The perceived naïveté so prevalent in Northern European pop (which is often so appealing to American audiences) is immediately apparent on Nature. Its first disc highlights the first half of the trio’s English language career, offering a more organic counterpart to disc two’s electronica-tinged experimentations. In “Hongkong King,” Boredoms-esque verses with trashcan percussion and psych-droned vocal harmonies seamlessly segue into cartoonishly affable choruses. Later, “Frankenstein”—with its diesel-driven axe pumps and ghostly organ interjections—seems to invoke influences ranging from George Thorogood to Suicide.
Even as their studio prowess matured and their songwriting stagnated (but never lost steam), 22-Pistepirkko’s greatest strength always lied in vocalist PK Keranen’s childlike vocals (often evoking a devolved Ian Brown or Richard Ashcroft), and this playful quality is used to best advantage in songs like “Don’t Play Cello” and “Birdy”. In the latter cut, a whimsical, vaudevillian piano stomp and some whimsical horn flourishes create a perfect backdrop for Keranen’s voice as he repeats “I know it don’t really matter” in the song’s chorus.
The second disc begins with “I Never Said”, a housey, looping electro-romp originally found on 1996’s remix compilation Zipcode. With its distortion-laden, post-industrial framework, it employs many of the tricks Primal Scream would tap five years later on XTRMNTR. On “Onion Soup”, 22-Pistepirkko offers the type of anthemic, at-once-charging-and-harmonic chorus so typical of their English contemporaries from the time. Eventually, the disc finally concludes with “Let the Romeo Weep”, recorded live in 2002 especially for the compilation. While initially a sludging, seemingly uninspired dirge, its tumultuous, quickly accumulating percussion and acid-fused organ slams capture the Finnish trio at their finest and most cacophonous.
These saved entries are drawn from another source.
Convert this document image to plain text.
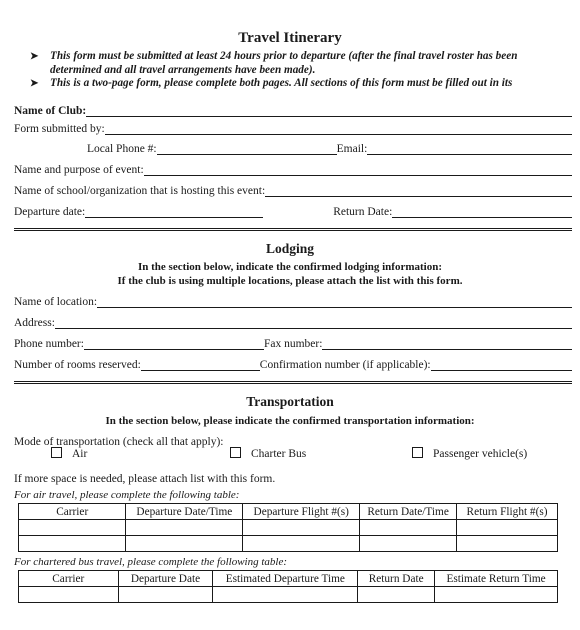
Travel Itinerary
➤	This form must be submitted at least 24 hours prior to departure (after the final travel roster has been determined and all travel arrangements have been made).
➤	This is a two-page form, please complete both pages. All sections of this form must be filled out in its
Name of Club:
Form submitted by:
Local Phone #:	Email:
Name and purpose of event:
Name of school/organization that is hosting this event:
Departure date:	Return Date:
Lodging
In the section below, indicate the confirmed lodging information:
If the club is using multiple locations, please attach the list with this form.
Name of location:
Address:
Phone number:	Fax number:
Number of rooms reserved:	Confirmation number (if applicable):
Transportation
In the section below, please indicate the confirmed transportation information:
Mode of transportation (check all that apply):
Air	Charter Bus	Passenger vehicle(s)
If more space is needed, please attach list with this form.
For air travel, please complete the following table:
Carrier	Departure Date/Time	Departure Flight #(s)	Return Date/Time	Return Flight #(s)

For chartered bus travel, please complete the following table:
Carrier	Departure Date	Estimated Departure Time	Return Date	Estimate Return Time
Despite a failure at conciseness, The Nature of 22-Pistepirkko has an odd singularity throughout its two disc span. Even as they increasingly depended on electronic embellishments and studio wizardry, 22-Pistepirkko hardly altered their rootsy, retro-worshipping approach to songwriting. At their wisest and most weather-worn, they seemed as they must have in 1986: A Scandinavian anomaly, intent on being counted as contemporaries among their English and American heroes, but stuck halfway between awe and emulation as they slowly stumbled towards maturity.